Queens SSA Office Accused of Bias in Denying Claims

Claimants filing for a review of their Social Security Disability case face many obstacles. Although it is true that a larger percent of cases are accepted once they are put through the appeal process, it can take years to finally get a hearing because of the backlog of cases in the system. To add to this, it is well-documented that judges at some SSA hearing offices are more likely to reject disability cases than others, an apparent injustice that continues to result in law suits all across the country.

One SSA office’s reputation has recently been brought to national attention. For many years, the Social Security Administration (SSA)’s office in the borough of Queens, New York, has been known for its high rejection of cases. It is listed among the top ten offices nationwide most likely to reject an appeal to a Social Security Disability benefits denial. The judges there deny, on average, sixty-three percent of the cases they review; the national average is thirty-six percent. Besides resulting in disgruntled disability applicants, the unfavorable reputation of this office has even the best disability lawyers running the other direction. Some lawyers have even gone so far as to strongly urge clients to move to other boroughs so they will be seen by other judges. With statistics and stories like these, it is no wonder the branch is facing a class action law suit that could have repercussions.

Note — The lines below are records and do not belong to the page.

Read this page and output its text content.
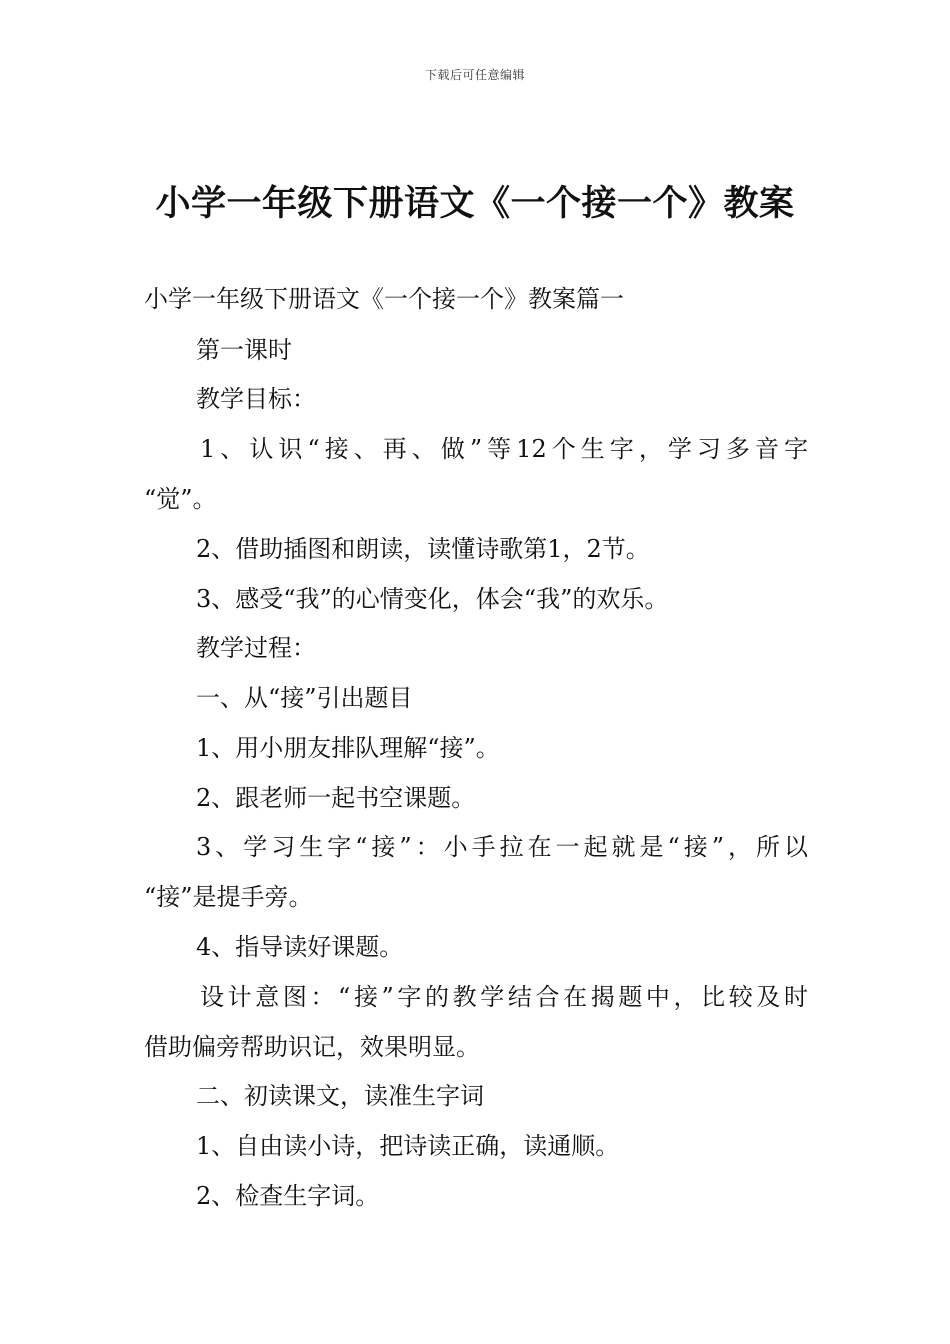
下载后可任意编辑
小学一年级下册语文《一个接一个》教案

小学一年级下册语文《一个接一个》教案篇一

第一课时

教学目标：

1、认识“接、再、做”等12个生字，学习多音字

“觉”。

2、借助插图和朗读，读懂诗歌第1，2节。

3、感受“我”的心情变化，体会“我”的欢乐。

教学过程：

一、从“接”引出题目

1、用小朋友排队理解“接”。

2、跟老师一起书空课题。

3、学习生字“接”：小手拉在一起就是“接”，所以

“接”是提手旁。

4、指导读好课题。

设计意图：“接”字的教学结合在揭题中，比较及时

借助偏旁帮助识记，效果明显。

二、初读课文，读准生字词

1、自由读小诗，把诗读正确，读通顺。

2、检查生字词。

Eight people who were denied benefits by the five Administrative Law Judges (ALJs) at the Queens SSA office are filing a class action suit mainly on the basis of discrimination. They claim that their cases, in particular, were denied based on factors such as race, ethnicity, and social status rather than strictly on medical and other proofs presented in their hearings. Many of those who represent the class are lower-class immigrants, a large part of the population in Queens.

Not only were these individuals upset that their cases were denied; they also claim that the questioning methods and manners of the judges were hostile and cruel. Interestingly, these eight plaintiffs are not the only SSDI applicants to complain about the Queens office for the very same reasons. Federal judges have actually overruled some of the ALJ’s decisions after investigating such complaints.

The plaintiffs’ goals are to have their personal case verdicts overturned and to see the five judges at the Queens office removed from their positions, but because their suit is class-action, it could mean the reversal of all previous denials made by the judges. This factor makes the suit extremely important to formerly denied claimants in Queens and their lawyers, as well as other Social Security Disability advocates. The verdict of this case may very well encourage similar suits all across the country, and will hopefully result in more accountability and consistency in administrative law judges.

Regardless of the outcome, it is always a good idea for disability applicants to review the case records of the administrative law judges in their jurisdiction, available on the SSA’s website, as well as with disability attorneys that specialize in disability cases.